2 thoughts on “Danger, Chaos Ahoy!”
I love when you see them in interviews and they say things like, “As an artist… .” They just use the term so loosely. To really usher in a new era after all this time, it will require someone capable of something really big. I’m not sure, though. The one person I thought might have done it was Heath Ledger. But then I heard him criticize other actors for calling their trade an art. I thought Brokeback Mountain was a big deal — and that it set things in motion.

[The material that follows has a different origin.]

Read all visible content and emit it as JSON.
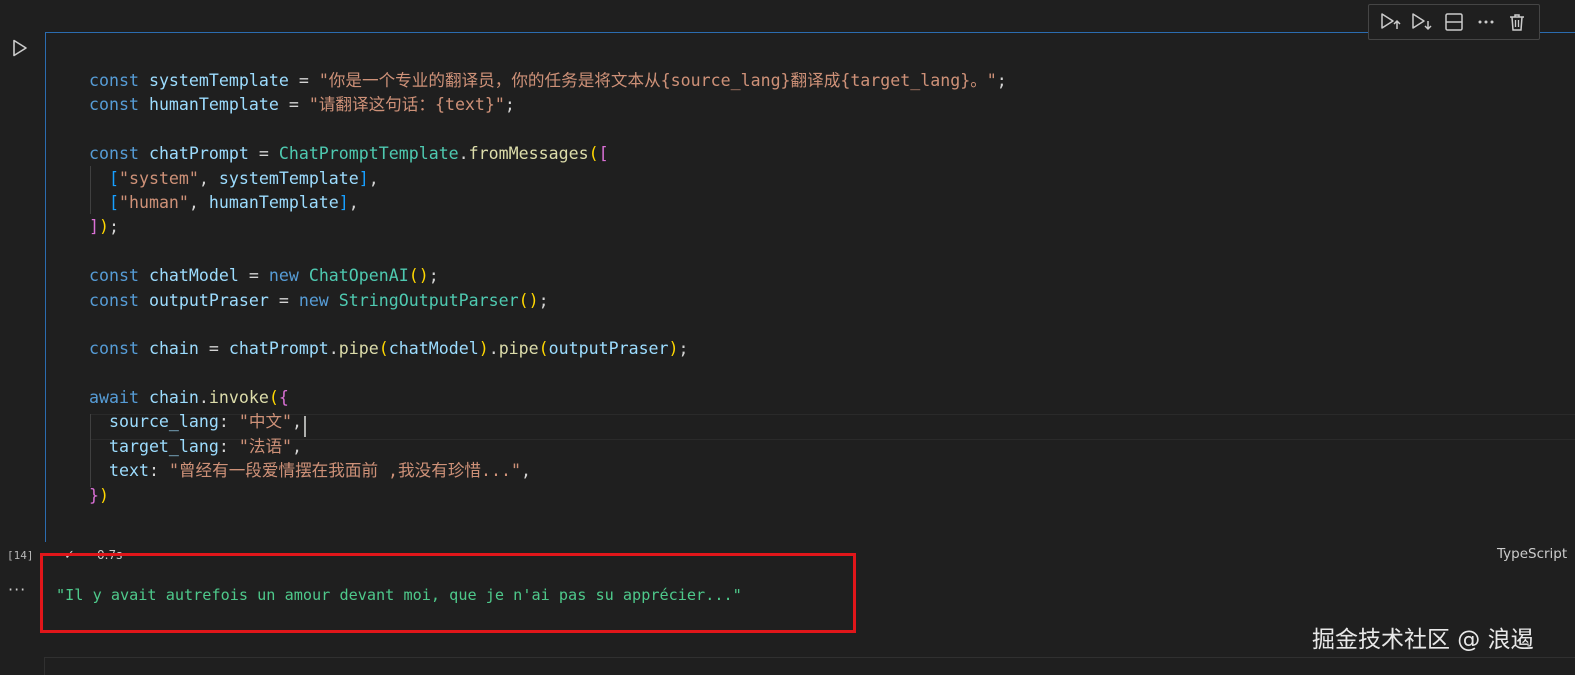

I think art is there and everything … but you know… . Like I would say your poetry is art, and I would consider people like Bob Dylan and McJagger to be artists. But if you let Machine Gun Kelly and Post Malone join in, it might raise a few eyebrows. I’m not sure, though. I’m not the critic’s choice, and I don’t own any kind of art, so I can only say what seems to be so, because I really don’t know. I just always associate it with intellectual thought. After that scene in Limitless where he could interpret artwork, I started paying attention to it again.
Thanks for your thoughtful comment, Rodney, what’s an art and what’s a craft is difficult to distinguish. I only know what I like and don’t. Cheers!